Anxiety over government funding tools

Anxiety over government funding tools

Government further education (FE) funding software is “not functional” and there are “serious problems across all government agencies related to data”, according to the College Management Information Systems (CMIS) network.

A letter seen by FE Week and supported by more than a hundred FE colleges says the Learner Information Suite (LIS), is the source of some of the sector’s most serious systems-based problems.
“The LIS is still not functional,” the letter states.

“An update was released on Friday (November 18, 2011), which was rapidly withdrawn as it was still not functioning correctly.”

LIS is free government software designed to be used by all providers to calculate funding and validate data, known as the Individualised Learner Record (ILR).

Colleges and other providers then return the ILR online to the Data Service, an organisation funded by the Department for Business, Innovation and Skills and supported by the Skills Funding Agency (SFA), to act as a single, central point of information for FE.

“We are unable to accurately say how much funding from our contract we have used to date, which means that it is very difficult for us to manage what provision we should be offering for the rest of the year,” the letter states.

Providers are expected to use the LIS to submit the next critical data return, known as R04 ILR, by December 6.
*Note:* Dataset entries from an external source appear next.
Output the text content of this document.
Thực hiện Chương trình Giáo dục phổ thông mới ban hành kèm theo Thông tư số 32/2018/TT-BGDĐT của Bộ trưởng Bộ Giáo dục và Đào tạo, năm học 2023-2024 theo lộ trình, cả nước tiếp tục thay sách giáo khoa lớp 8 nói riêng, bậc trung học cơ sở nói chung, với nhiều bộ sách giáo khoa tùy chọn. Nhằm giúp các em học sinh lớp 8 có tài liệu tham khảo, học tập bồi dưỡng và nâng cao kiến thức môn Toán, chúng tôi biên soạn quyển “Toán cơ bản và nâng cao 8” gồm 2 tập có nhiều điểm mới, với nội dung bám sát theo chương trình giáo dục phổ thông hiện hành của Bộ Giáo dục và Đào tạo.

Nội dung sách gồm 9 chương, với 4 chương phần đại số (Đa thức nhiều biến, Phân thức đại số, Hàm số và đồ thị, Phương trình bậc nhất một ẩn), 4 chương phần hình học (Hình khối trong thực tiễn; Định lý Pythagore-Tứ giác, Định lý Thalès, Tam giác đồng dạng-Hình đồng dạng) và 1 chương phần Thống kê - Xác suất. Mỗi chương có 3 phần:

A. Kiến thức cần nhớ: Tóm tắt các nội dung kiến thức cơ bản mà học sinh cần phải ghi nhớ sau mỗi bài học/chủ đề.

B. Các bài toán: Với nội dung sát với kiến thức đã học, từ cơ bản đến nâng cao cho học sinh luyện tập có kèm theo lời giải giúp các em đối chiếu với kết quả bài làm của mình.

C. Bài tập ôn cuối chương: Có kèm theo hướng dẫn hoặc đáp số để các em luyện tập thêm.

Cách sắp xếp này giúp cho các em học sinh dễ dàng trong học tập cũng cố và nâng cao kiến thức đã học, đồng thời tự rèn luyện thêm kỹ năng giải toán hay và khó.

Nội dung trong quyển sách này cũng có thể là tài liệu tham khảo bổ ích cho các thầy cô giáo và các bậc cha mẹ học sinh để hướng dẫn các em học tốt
The latest Data Service newsletter, published on November 24, states: “Recent discussions on feconnect, JISCMail and email have highlighted that some providers are concerned about the upcoming 2011/12 R04 ILR deadline due to issues with supporting systems, such as the LIS and the Provider Data Self-Assessment Toolkit, which allow them to check their data quality before sending it in.

“The funding agencies understand that providers are concerned about the impact this may have on funding allocations, reconciliations and performance management, particularly given the current tough financial environment, but are assured that any legitimate provider concerns can be raised with the appropriate funding agency directly.

“For the R04 return, providers are required to send data for ALL of their learners so that the YPLA, the SFA and National Apprenticeship Service are able to gauge the numbers of learners and learning aims within the system.

“The Data Service would like to apologise for any inconvenience caused to providers having issues with the LIS and the Online Data Collection system.”

However, a spokesperson for the SFA told FE Week: “As mentioned in Update 84, ‘Providers are advised that the current LIS V19.01Maintenance Release 2 is adequate for the R04 ILR return due on December 6, 2011.”

The Data Service has also published an 11-page document identifying a number of known issues associated with the current version of LIS.

Problems identified in the report include the amalgamation performance of LIS becoming slow, as well as the software becoming unresponsive during a Batch Import process.

Providers have been advised by the Data Service to submit their R04 ILR return early “to ensure that it is validated and processed in time.”

In response, the letter from members of the CMIS network states: “This means that the ‘deadlines’ provided by the Information Authority now have to be exceeded in order to guarantee that quarterly reconciliation and lagged learner model are using accurate numbers.

“It would be grossly unfair for a provider to be penalised for the shortcomings of a central system.

“Surely meeting a submission deadline fulfils our part of the contract?”

The letter also suggests that many providers have had incorrect provider factors submitted to the LIS in the past, resulting in the calculation of incorrect funding.

The letter states: “We feel that the Data Service has performed unacceptably of late in providing the sector with the tools it needs to meet central requirements.

“There is no apparent accountability here.”

The letter was discussed in a recent meeting by the Association of Colleges (AoC) and Martin Doel, its chief executive, will be writing independently to Geoff Russell, SFA chief executive.

Matt Dean, Technology Manager at the AoC, said: “AoC recognises that problems with the delivery of software tools by the SFA have been ongoing for some time, but they are acute this year and this has led to a great deal of anxiety and uncertainty for colleges.”